Latoex (Latin America Token Exchange, formerly known as E-Juno) us the second Brazilian crypto exchange to have recently made the decision to permanently close its doors.

Latoex has also cited the new tax laws as the primary reason for its demise. The shutdown was confirmed last week by Deigo Velasques, the chief executive of the exchange’s investment arm, Latoex Capital. Latoex Capital, which split off from the exchange in December, may stay operational after the exchange ceases its operations.

In the meantime, however, Latoex’s exchange is selling its assets to other companies and returning its funds to its clients. The exchange is also reportedly attempting to reverse a suspension order issued by Brazil’s Securities and Exchange Commission, or else face a $23,000 fine if Latoex does not follow through with its decision.

Brazil still lacks comprehensive crypto regulations

While the country is lacking more general cryptocurrency industry regulations, there are multiple proposals for cryptocurrency regulations currently making their way through Brazil’s national congress.
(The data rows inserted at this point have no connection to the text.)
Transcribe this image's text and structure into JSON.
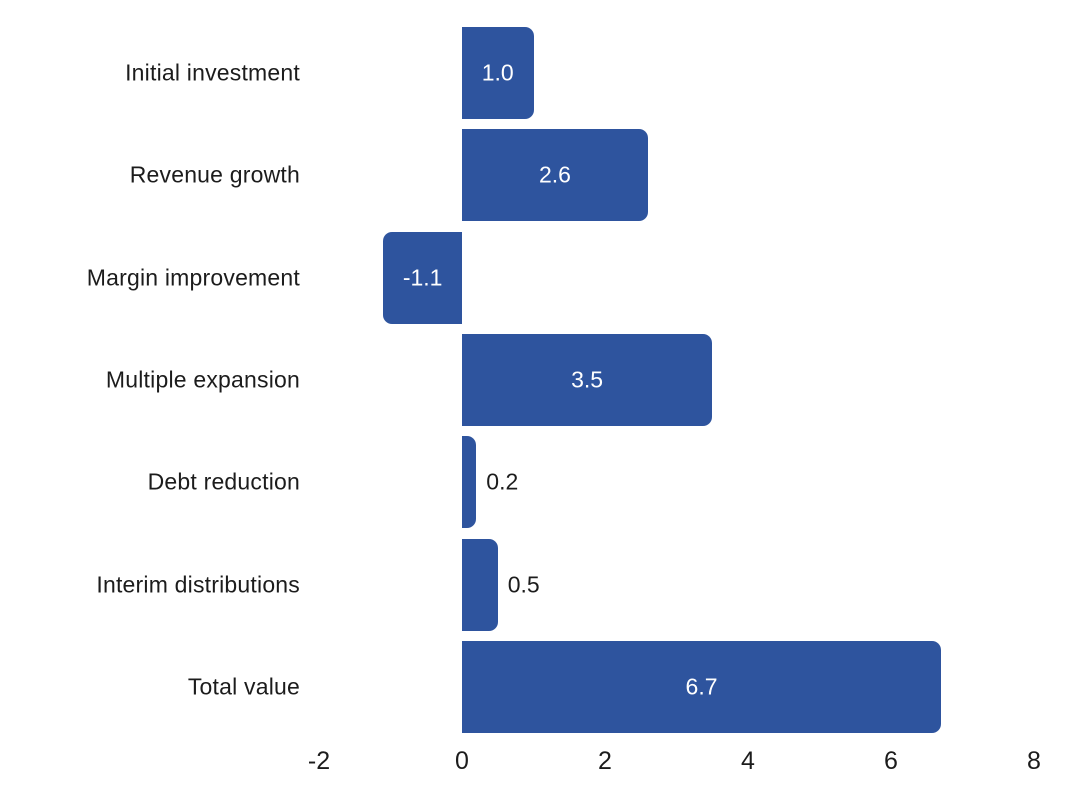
{
  "chart_data": {
    "type": "bar",
    "orientation": "horizontal",
    "title": "",
    "xlabel": "",
    "ylabel": "",
    "xlim": [
      -2,
      8
    ],
    "x_ticks": [
      "-2",
      "0",
      "2",
      "4",
      "6",
      "8"
    ],
    "x_tick_values": [
      -2,
      0,
      2,
      4,
      6,
      8
    ],
    "grid": false,
    "legend": false,
    "categories": [
      "Initial investment",
      "Revenue growth",
      "Margin improvement",
      "Multiple expansion",
      "Debt reduction",
      "Interim distributions",
      "Total value"
    ],
    "values": [
      1.0,
      2.6,
      -1.1,
      3.5,
      0.2,
      0.5,
      6.7
    ],
    "value_labels": [
      "1.0",
      "2.6",
      "-1.1",
      "3.5",
      "0.2",
      "0.5",
      "6.7"
    ],
    "value_label_positions": [
      "inside",
      "inside",
      "inside",
      "inside",
      "outside",
      "outside",
      "inside"
    ],
    "colors": {
      "bar": "#2e549e",
      "value_label_inside": "#ffffff",
      "value_label_outside": "#1c1c1c",
      "axis_text": "#1c1c1c",
      "background": "#ffffff"
    }
  }
}
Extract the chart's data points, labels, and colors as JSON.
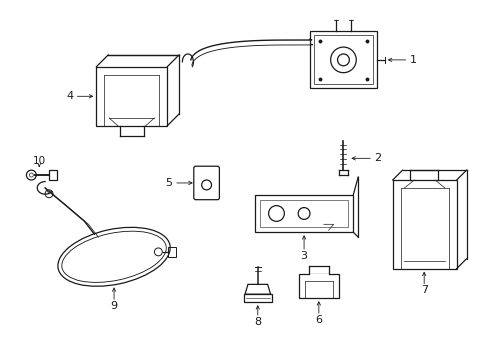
{
  "background_color": "#ffffff",
  "line_color": "#1a1a1a",
  "fig_width": 4.89,
  "fig_height": 3.6,
  "dpi": 100,
  "parts": [
    "1",
    "2",
    "3",
    "4",
    "5",
    "6",
    "7",
    "8",
    "9",
    "10"
  ]
}
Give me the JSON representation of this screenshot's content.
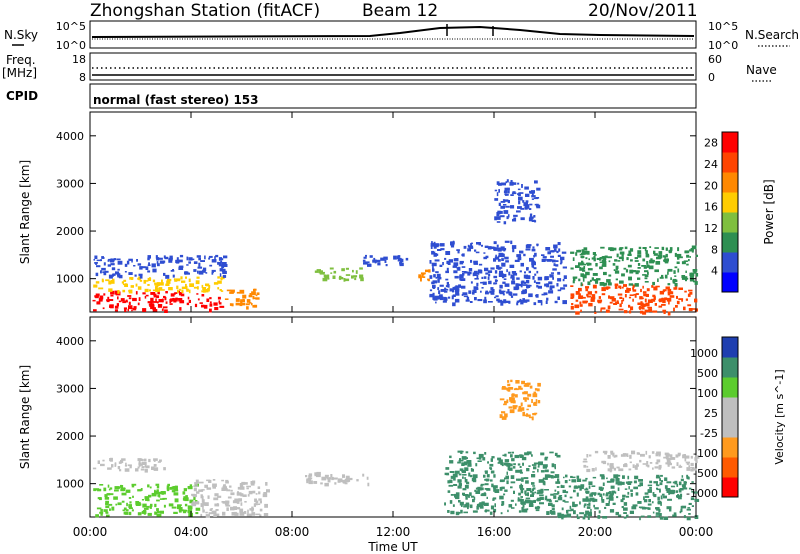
{
  "header": {
    "station": "Zhongshan Station (fitACF)",
    "beam": "Beam 12",
    "date": "20/Nov/2011"
  },
  "strip_labels": {
    "nsky": "N.Sky",
    "nsearch": "N.Search",
    "nsky_top": "10^5",
    "nsky_bottom": "10^0",
    "nsearch_top": "10^5",
    "nsearch_bottom": "10^0",
    "freq_line1": "Freq.",
    "freq_line2": "[MHz]",
    "freq_top": "18",
    "freq_bottom": "8",
    "nave": "Nave",
    "nave_top": "60",
    "nave_bottom": "0",
    "cpid": "CPID",
    "mode": "normal (fast stereo) 153"
  },
  "colors": {
    "power_scale": [
      "#0000ff",
      "#2f4ed1",
      "#2e8f52",
      "#7fbf3f",
      "#ffcc00",
      "#ff8800",
      "#ff4400",
      "#ff0000"
    ],
    "velocity_scale": [
      "#ff0000",
      "#ff5a00",
      "#ff9a1e",
      "#bfbfbf",
      "#bfbfbf",
      "#5ccc2e",
      "#3d8f6a",
      "#1f3fb0"
    ]
  },
  "chart_data": [
    {
      "type": "heatmap",
      "panel": "power",
      "ylabel": "Slant Range [km]",
      "yticks": [
        "1000",
        "2000",
        "3000",
        "4000"
      ],
      "ylim": [
        300,
        4500
      ],
      "xlim": [
        "00:00",
        "24:00"
      ],
      "colorbar": {
        "label": "Power [dB]",
        "ticks": [
          "4",
          "8",
          "12",
          "16",
          "20",
          "24",
          "28"
        ],
        "range": [
          0,
          30
        ]
      },
      "blobs": [
        {
          "t0": 0.1,
          "t1": 5.3,
          "r0": 350,
          "r1": 750,
          "level": 7
        },
        {
          "t0": 0.1,
          "t1": 5.3,
          "r0": 750,
          "r1": 1050,
          "level": 4
        },
        {
          "t0": 0.1,
          "t1": 5.3,
          "r0": 1050,
          "r1": 1500,
          "level": 1
        },
        {
          "t0": 5.3,
          "t1": 6.6,
          "r0": 400,
          "r1": 800,
          "level": 5
        },
        {
          "t0": 8.9,
          "t1": 10.8,
          "r0": 1000,
          "r1": 1250,
          "level": 3
        },
        {
          "t0": 10.8,
          "t1": 12.6,
          "r0": 1300,
          "r1": 1500,
          "level": 1
        },
        {
          "t0": 13.0,
          "t1": 13.4,
          "r0": 950,
          "r1": 1200,
          "level": 5
        },
        {
          "t0": 13.4,
          "t1": 18.8,
          "r0": 500,
          "r1": 1800,
          "level": 1
        },
        {
          "t0": 16.0,
          "t1": 17.7,
          "r0": 2200,
          "r1": 3100,
          "level": 1
        },
        {
          "t0": 19.0,
          "t1": 24.0,
          "r0": 300,
          "r1": 900,
          "level": 6
        },
        {
          "t0": 19.0,
          "t1": 24.0,
          "r0": 900,
          "r1": 1700,
          "level": 2
        }
      ]
    },
    {
      "type": "heatmap",
      "panel": "velocity",
      "ylabel": "Slant Range [km]",
      "yticks": [
        "1000",
        "2000",
        "3000",
        "4000"
      ],
      "ylim": [
        300,
        4500
      ],
      "xlim": [
        "00:00",
        "24:00"
      ],
      "xticks": [
        "00:00",
        "04:00",
        "08:00",
        "12:00",
        "16:00",
        "20:00",
        "00:00"
      ],
      "xlabel": "Time UT",
      "colorbar": {
        "label": "Velocity [m s^-1]",
        "ticks": [
          "1000",
          "500",
          "100",
          "25",
          "-25",
          "-100",
          "-500",
          "-1000"
        ]
      },
      "blobs": [
        {
          "t0": 0.1,
          "t1": 4.2,
          "r0": 350,
          "r1": 1000,
          "level": 5
        },
        {
          "t0": 0.1,
          "t1": 3.0,
          "r0": 1300,
          "r1": 1550,
          "level": 3
        },
        {
          "t0": 4.0,
          "t1": 7.0,
          "r0": 350,
          "r1": 1100,
          "level": 3
        },
        {
          "t0": 8.5,
          "t1": 11.0,
          "r0": 1000,
          "r1": 1250,
          "level": 3
        },
        {
          "t0": 14.0,
          "t1": 18.5,
          "r0": 400,
          "r1": 1700,
          "level": 6
        },
        {
          "t0": 16.2,
          "t1": 17.8,
          "r0": 2400,
          "r1": 3200,
          "level": 2
        },
        {
          "t0": 18.5,
          "t1": 24.0,
          "r0": 300,
          "r1": 1200,
          "level": 6
        },
        {
          "t0": 19.5,
          "t1": 24.0,
          "r0": 1300,
          "r1": 1700,
          "level": 3
        }
      ]
    }
  ]
}
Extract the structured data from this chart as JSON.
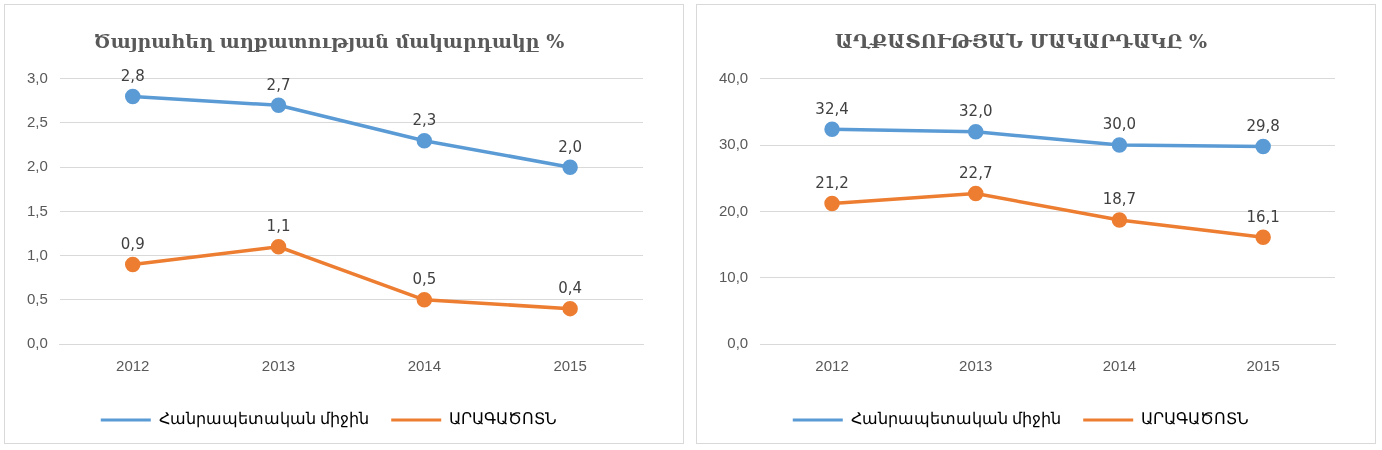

Bill 2303/2015, the most comprehensive of these bills, was introduced to the Brazilian Chamber of Deputies nearly five years ago before being archived in 2018 and later placed back on the agenda in March 2019. Two other bills, PL 3825/2019 and PL 3949/2019, are currently being reviewed by the Senate.

The shutdowns in Brazil are somewhat similar to several decisions by several European cryptocurrency companies that have made the decision to either cease operations or move abroad after the implementation of the Fifth Anti-Money Laundering Directive (5AMLD.)